We wandered towards the Park of Culture where a monument commemorated the defenders of Smolensk against Napoleon. It was ringed by the graves of early Bolshevik leaders, but Ivan dismissed them. ‘They’re not important. I don’t know who they are.’ At the park entrance the city’s board of honour announced the regional heads of factories and institutes who had won prizes or exceeded their output quotas. Their photographs gazed down at us with a hollow and illustrious fixity, as if responsibility had steeped them all in the same deadening brine.

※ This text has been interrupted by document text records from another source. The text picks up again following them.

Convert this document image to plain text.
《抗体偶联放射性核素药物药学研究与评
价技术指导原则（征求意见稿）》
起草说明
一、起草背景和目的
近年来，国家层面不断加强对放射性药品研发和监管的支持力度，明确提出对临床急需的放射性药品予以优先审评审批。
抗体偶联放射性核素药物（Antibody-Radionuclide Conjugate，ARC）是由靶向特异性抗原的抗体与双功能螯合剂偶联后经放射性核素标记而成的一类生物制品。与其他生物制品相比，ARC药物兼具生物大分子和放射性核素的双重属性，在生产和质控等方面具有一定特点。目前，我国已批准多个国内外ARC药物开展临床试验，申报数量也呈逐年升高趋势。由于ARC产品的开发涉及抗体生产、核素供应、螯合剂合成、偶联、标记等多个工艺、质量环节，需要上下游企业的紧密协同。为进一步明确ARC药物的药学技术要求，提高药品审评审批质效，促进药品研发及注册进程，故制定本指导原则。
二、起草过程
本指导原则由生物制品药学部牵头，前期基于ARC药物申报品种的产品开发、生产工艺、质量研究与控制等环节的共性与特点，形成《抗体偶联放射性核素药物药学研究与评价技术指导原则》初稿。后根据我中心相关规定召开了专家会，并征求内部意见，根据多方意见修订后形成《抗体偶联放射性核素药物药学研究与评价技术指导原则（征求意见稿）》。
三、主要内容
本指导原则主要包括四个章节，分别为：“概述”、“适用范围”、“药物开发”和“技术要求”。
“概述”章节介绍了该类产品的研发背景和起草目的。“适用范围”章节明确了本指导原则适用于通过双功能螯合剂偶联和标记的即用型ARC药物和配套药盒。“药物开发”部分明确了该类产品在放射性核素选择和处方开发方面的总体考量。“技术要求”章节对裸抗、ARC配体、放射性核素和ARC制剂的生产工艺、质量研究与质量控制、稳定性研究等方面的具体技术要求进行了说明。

Ivan sighed. ‘Who wants to know these figures and percentages? It’s all such rot. I can’t bear to hear about them.’ He glanced around. We were alone under the billboards. Their mute stare accused us. ‘I tell you,’ he added in his slight drawl, ‘the young are the government’s main problem here. There’s nothing for us to do, nowhere to go. Of course the older people had to fight the war. They’re more single-minded than us, grimmer.’ He glanced up at the portraits, which went on exuding public worthiness. ‘Naturally they don’t like our music and clothes. But my generation is different, you see, less categorical. We find it easier to assimilate the new.’

We turned down anonymous streets. He emitted a continuous, pale frustration. ‘There’s something I dread, I must tell you. Every teacher and doctor in our country is sent away to some village in the wilds on a three-year term of work. That’s all very idealistic, I know, and the old applaud it. But none of us young can bear the idea. We’d do anything to avoid it.’ His face convulsed in an expression of bitter frailty. ‘For three years you get boarded out with a family in a little room, and have to teach children who hardly know where Moscow is, let alone London. The Party’s said that this way our villages will become like cities, but how will that happen? There are things a government can’t do….’

On the rooftops around us the repeated Party slogans—‘Build Communism’, ‘Glory to Work’—seemed suddenly less like a shout of triumph than what I now understood them to be: a coercing plea for help.

We turned back along the hoary semi-circle of sixteenth century city walls. Their brick ramparts were slung between conical and polygonal towers, and rose to machicolated tufts of masonry like rotted teeth. I asked Ivan why he was attending language college here, and not in his native Grodno; but his face clouded.

‘It wasn’t allowed,’ he said. ‘There was some…scandal.’ He stared up embarrassed at the battlements. Here, at Smolensk, four hundred miles off, the rumour of his offence had died away, or never arrived. ‘I dream of living in Leningrad one day,’ he said. ‘The people there are cultured and gentle, and you can feel history pouring down on you like rain.’ He opened his palms to receive an invisible downpour. ‘Of course the old system which produced such things was evil, but the things themselves are beautiful, so beautiful. God!’ He rubbed his eyes as if he wanted to weep. It was strange to hear the word God in the mouth of a Communist, but I often did. ‘And half the palaces are reflected in the canals. You get them twice over! Moscow’s all right, of course, but new buildings like that happen everywhere—they’re all over the West too, I suppose. But oh, the old!’